Francisco Alvarado and Robert Soffian at Shoebox Projects

Francisco Alvarado and Robert Soffian at Shoebox Projects. Photo credit: Kristine Schomaker.

Francisco Alvarado and Robert Soffian: Two Artists Riff at Shoebox Projects

By Genie Davis

Like two jazz musicians riffing off each other’s guitar licks, artists Francisco Alvarado and Robert Soffian created Coexistence, one terrific show at Shoebox Projects.

Shaping an installation from solo works and one insightful shared work, the two artists said they’d planned a conversation and exploration of new materials and techniques. That they accomplished that is a given, but Alvarado and Soffian provided something more, an insight into the work of two masters of their form. They created their work on site, inviting visitors and viewers in to watch them shaping works that defy the short weeks it took to make them. In their statement about the show, they say “meaning is in meeting.” Both artists are prolific on their own, but working in tandem, they were even more inspired.

At the closing reception, the artists invited viewers to use some of the same tools they did to create art, such as stamps, symbols, and an iPad. The inclusiveness of the show was not simply a literal interactive process, but one in which viewers wandered the tightly filled exhibition space taking in the plethora of color and form, absorbing the vivid images the way one lies on the beach in the sun – or used to, before we knew how terrible that was for us – enjoying the heat and the light.

Born in Ecuador, Alvarado says his work reflects “life experiences through…colorful abstractions.” Inspired by nature, travel, and flora and fauna, he uses vibrant colors and well-shaped patterns, working in a variety of mediums from acrylic paint to digital imaging. Some of the works on display at Shoebox Projects included pieces that combined painting and digital art. Alvarado works primarily in acrylic, and has said that he inserts texture in his work “by adding dots and lines…” noting that in his work he often creates “happy pieces,” some of which have the qualities of Matisse. His works are powerful and even daring.

Like Alvarado, Soffian uses bright colors and bold shapes, but his are perhaps more amorphous. He says he sees his art as a mythology and he creates his paintings as “psychic landscapes.” A former incarnation found Soffian working as a theater and lighting director for 40 years, and he finds himself still influenced by the idea of telling stories and visual improvisation, as well as a “negotiation between the formal qualities of paint and the conceptual.” The artist says that he wants to “paint things we all know or dream.” He works in a variety of formats, and has recently begun to incorporate elements of collage as well as oil, dye, and gouache.

The single shared work that Alvarado and Soffian created together for the show was accomplished in a true collaborative fashion: they each were allowed “15 minutes of work, no less, no more” on the piece, Alvarado says. The end result was an amalgam of colors and shapes, Soffian’s more swirled, delicate, almost transitional; Alvarado’s more fully formed and bright. It was a beautiful concoction, swirling with motion and overlapping forms. A rich peach color seems to grow, unruly, from a more stylized burgundy shape dotted with small golden circles; it is a gestation, a just-this-side of tumultuous universe being born.

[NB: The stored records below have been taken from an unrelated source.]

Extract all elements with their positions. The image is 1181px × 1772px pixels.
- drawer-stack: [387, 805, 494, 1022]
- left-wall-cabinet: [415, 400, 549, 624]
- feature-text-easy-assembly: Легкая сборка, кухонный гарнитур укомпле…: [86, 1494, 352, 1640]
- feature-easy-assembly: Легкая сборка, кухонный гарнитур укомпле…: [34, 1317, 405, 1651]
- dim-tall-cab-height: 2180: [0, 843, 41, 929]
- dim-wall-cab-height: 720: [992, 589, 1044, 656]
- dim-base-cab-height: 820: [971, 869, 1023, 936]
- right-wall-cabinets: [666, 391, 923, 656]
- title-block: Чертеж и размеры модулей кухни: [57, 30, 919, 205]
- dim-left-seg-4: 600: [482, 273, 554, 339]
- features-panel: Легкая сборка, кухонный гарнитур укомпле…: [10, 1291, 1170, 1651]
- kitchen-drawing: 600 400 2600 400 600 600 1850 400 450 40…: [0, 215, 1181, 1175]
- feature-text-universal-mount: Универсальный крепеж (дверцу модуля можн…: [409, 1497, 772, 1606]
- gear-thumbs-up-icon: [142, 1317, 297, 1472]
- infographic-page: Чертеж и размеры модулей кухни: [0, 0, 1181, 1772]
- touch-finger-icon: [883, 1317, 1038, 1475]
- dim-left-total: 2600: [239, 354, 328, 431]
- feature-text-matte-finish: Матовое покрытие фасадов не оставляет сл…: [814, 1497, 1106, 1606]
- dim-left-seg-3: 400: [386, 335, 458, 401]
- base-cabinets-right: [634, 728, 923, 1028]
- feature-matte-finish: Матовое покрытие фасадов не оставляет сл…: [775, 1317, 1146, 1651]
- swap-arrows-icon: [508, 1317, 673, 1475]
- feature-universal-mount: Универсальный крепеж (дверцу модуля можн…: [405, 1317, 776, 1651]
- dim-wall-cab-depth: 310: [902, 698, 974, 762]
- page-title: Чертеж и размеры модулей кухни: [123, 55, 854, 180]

Francisco Alvarado and Robert Soffian at Shoebox Projects. Photo credit: Kristine Schomaker.

An almost-mural sized work by Soffian dominated one wall of the exhibition, with figurative shapes emerging from the passionate and colorful disarray: a skinny black cat, a large reaching white hand. Every inch of this large-scale piece was crammed with motion and pattern, a quilt bursting with life.

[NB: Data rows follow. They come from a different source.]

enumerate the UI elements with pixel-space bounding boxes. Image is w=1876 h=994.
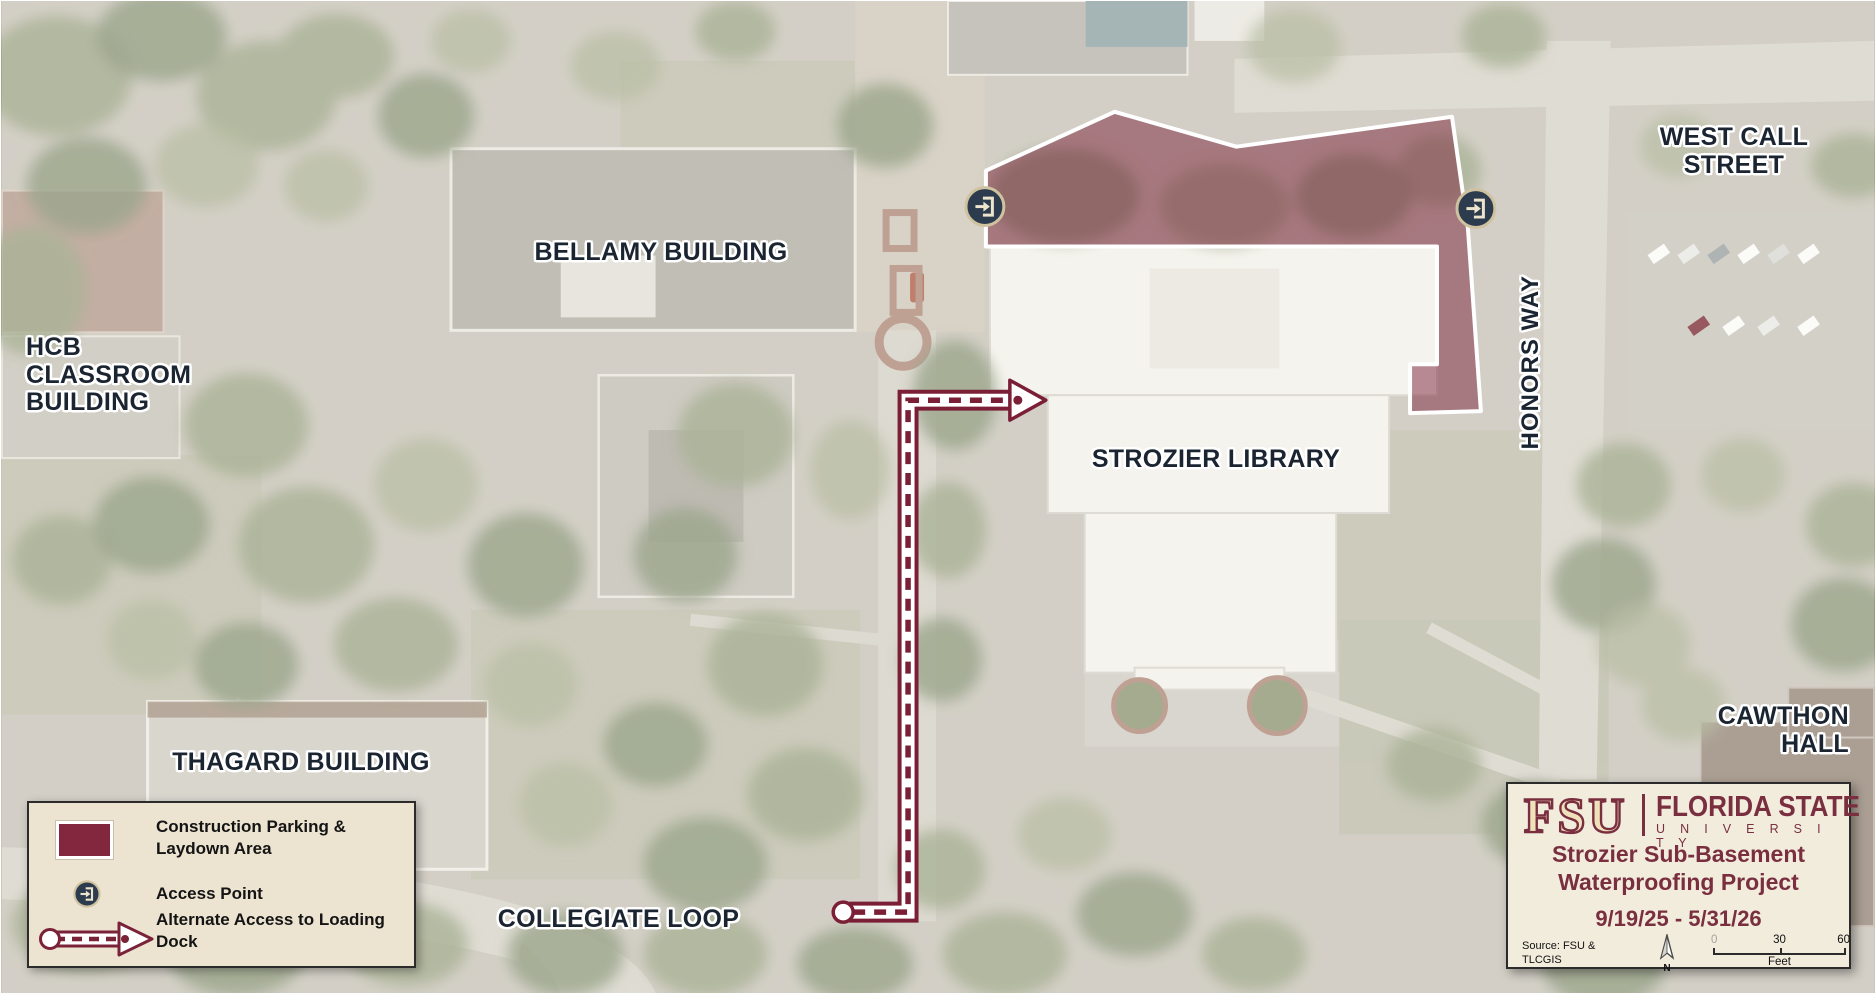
label-thagard-building: THAGARD BUILDING <box>156 749 446 777</box>
source-line1: Source: FSU & <box>1522 940 1632 954</box>
access-point-icon <box>70 877 104 911</box>
label-hcb-classroom-building: HCB CLASSROOM BUILDING <box>26 334 251 417</box>
label-west-call-street: WEST CALL STREET <box>1609 124 1859 179</box>
fsu-logo: FSU <box>1524 786 1627 844</box>
label-collegiate-loop: COLLEGIATE LOOP <box>496 906 741 934</box>
scale-mid: 30 <box>1773 934 1786 946</box>
project-title-line2: Waterproofing Project <box>1508 869 1849 897</box>
access-point-icon-west <box>966 188 1004 226</box>
logo-divider <box>1642 794 1645 836</box>
north-arrow-icon <box>1657 934 1677 960</box>
access-point-icon-east <box>1457 190 1495 228</box>
source-note: Source: FSU & TLCGIS <box>1522 940 1632 968</box>
source-line2: TLCGIS <box>1522 954 1632 968</box>
label-honors-way: HONORS WAY <box>1518 262 1544 462</box>
scale-bar: 0 30 60 Feet <box>1713 934 1846 968</box>
campus-map: BELLAMY BUILDING HCB CLASSROOM BUILDING … <box>0 0 1876 994</box>
scale-unit: Feet <box>1713 956 1846 968</box>
legend-box: Construction Parking & Laydown Area Acce… <box>27 801 416 968</box>
north-arrow: N <box>1654 934 1680 974</box>
route-start-point <box>833 902 853 922</box>
label-bellamy-building: BELLAMY BUILDING <box>521 239 801 267</box>
project-title-line1: Strozier Sub-Basement <box>1508 841 1849 869</box>
alternate-access-arrow <box>35 916 157 962</box>
project-info-box: FSU FLORIDA STATE U N I V E R S I T Y St… <box>1506 782 1851 969</box>
scale-bar-line <box>1713 948 1846 955</box>
label-strozier-library: STROZIER LIBRARY <box>1086 446 1346 474</box>
project-dates: 9/19/25 - 5/31/26 <box>1508 906 1849 932</box>
label-cawthon-hall: CAWTHON HALL <box>1701 703 1849 758</box>
construction-area-swatch <box>56 821 113 859</box>
scale-start: 0 <box>1711 934 1717 946</box>
legend-item-access-point: Access Point <box>156 883 396 905</box>
north-label: N <box>1654 963 1680 974</box>
scale-end: 60 <box>1837 934 1850 946</box>
project-title: Strozier Sub-Basement Waterproofing Proj… <box>1508 841 1849 896</box>
legend-item-construction: Construction Parking & Laydown Area <box>156 816 404 860</box>
legend-item-alternate-access: Alternate Access to Loading Dock <box>156 909 408 953</box>
wordmark-line1: FLORIDA STATE <box>1656 791 1860 824</box>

On the adjoining wall, Alvarado hung a series of works, a green tree ripe with light and dotted with what could be fruit; works that looked like close-ups of cacti and more alien plants, the green tongue of one plant, circled in rich midnight blue, covered with small pink circles, blazed against a yellow and hot-pink background. Above these images were hung a series of smaller digital works, formed using similar patterns, but more diminutive.

Opposite walls alternated the works of both artists; geometric patterns in predominantly gold and rose from Alvarado looked as if jazz rhythms were manifesting themselves on paper. Next to it, a piece by Soffian gave us alien life forms in grey and rich blue, while a curvy peach nude figure emerges near shapes that could be hieroglyphics.

This was a joyous show, and a complex one, with images that vibrated and pulsed with energy. Two very different artists, both visually depicting the music of life in their heads and hearts. A blissful duet.

Watch for the work of both these artists ahead, and don’t miss a show at Shoebox Projects, where transformations and collaborations – coexistences, perhaps –regularly take place.